Barrera-Agarval-Dolores-2015
Naria Helena Barrera-Agarwal, Dolores Veintimilla
«Je constate, avec amertume, qu’il ne reste plus que quelques gouttes de sang dans les artères de nos époques phtisiques. Depuis les pleurnicheries odieuses et spéciales, brevetées sans garantie d’un point de repère, des Jean-Jacques Rousseau, des Châteaubriand et des nourrices en pantalon aux poupons Obermann, à travers les autres poètes qui se sont vautrés dans le limon impur, jusqu’au songe de Jean-Paul, le suicide de Dolorès de Veintemilla[2], le Corbeau d’Allan, la Comédie Infernale du Polonais, les yeux sanguinaires de Zorilla, et l’immortel cancer, Une Charogne, que peignit autrefois, avec amour, l’amant morbide de la Vénus hottentote, les douleurs invraisemblables que ce siècle s’est créées à lui-même, dans leur voulu monotone et dégoûtant, l’ont rendu poitrinaire. Larves absorbantes dans leurs engourdissements insupportables !» I, 27

 

Pour les lecteurs de Poésies, tout était relativement clair dans cette dénonciation des représentants les plus connus d’un siècle malade. La seule mention du «suicide de Dolores de Veintemilla» présentait une énigme dont la clé se déroba longtemps – mais bien plus longtemps dans l’univers francophone que dans l’espace littéraire hispanophone.

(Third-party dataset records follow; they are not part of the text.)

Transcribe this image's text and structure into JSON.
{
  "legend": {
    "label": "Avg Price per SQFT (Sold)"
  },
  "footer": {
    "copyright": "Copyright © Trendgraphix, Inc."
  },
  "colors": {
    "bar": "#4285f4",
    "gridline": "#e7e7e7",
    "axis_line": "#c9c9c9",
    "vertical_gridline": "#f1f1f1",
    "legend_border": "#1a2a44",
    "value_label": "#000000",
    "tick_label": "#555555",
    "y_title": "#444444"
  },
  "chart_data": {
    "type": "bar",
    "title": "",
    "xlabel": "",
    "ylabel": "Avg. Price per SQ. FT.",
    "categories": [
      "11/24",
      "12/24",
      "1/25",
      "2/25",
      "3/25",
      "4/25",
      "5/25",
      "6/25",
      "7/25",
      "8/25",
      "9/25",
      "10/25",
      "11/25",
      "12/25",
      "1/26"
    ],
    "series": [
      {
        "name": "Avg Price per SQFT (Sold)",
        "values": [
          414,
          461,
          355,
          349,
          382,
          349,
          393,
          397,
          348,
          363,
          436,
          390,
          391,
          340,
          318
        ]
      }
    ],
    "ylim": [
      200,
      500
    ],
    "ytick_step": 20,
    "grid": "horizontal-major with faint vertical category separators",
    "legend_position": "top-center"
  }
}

Ainsi que le signale Maria Helena Barrera-Agarwal, l’identité de Dolores avait en effet été mentionnée par Gabriel Saad dans les morceaux choisis des Cantos de Maldoror, traduits par lui et publiés en 1969 par le Centro Editor de América Latina, Montevideo y Buenos Aires. Pour le lecteur francophone, il fallut attendre Robert Faurisson, dont les aventures négationnistes font parfois oublier son A-t-on lu Lautréamont? C’est dans ce livre iconoclaste paru en 1972 qu’il cite en effet ce que dit très brièvement de Dolores l’Enciclopedia Espasa-Calpe. Mais si l’on voulait bien remonter encore plus haut, déjà la Bibliothèque universelle et revue Suisse avait signalé en 1895, en français, la publication par Menendez Pelayo pour l’Academia de lengua espagnole d’une anthologie qui donnait à lire plusieurs pièces de Dolores[3].Bibliothèque_universelle-1895

J’ai pu quant à moi, en 1974, apporter dans un article de la RHLF une information beaucoup plus complète sur la mort et les œuvres de Dolores, grâce à la découverte du travail passionné mais approfondi et documenté de G. h. Mata, Dolores Veintimilla, asesinada, publié à Cuenca en 1968[4] . La question de l’existence ou non de Dolores était dès lors définitivement résolue. Nous savions du moins qu’il ne s’agissait pas d’une invention de Ducasse ni d’une allusion à quelque roman-feuilleton ignoré mais d’une personne tout à fait réelle à l’identité attestée. Les recherches historiographiques en restèrent donc là.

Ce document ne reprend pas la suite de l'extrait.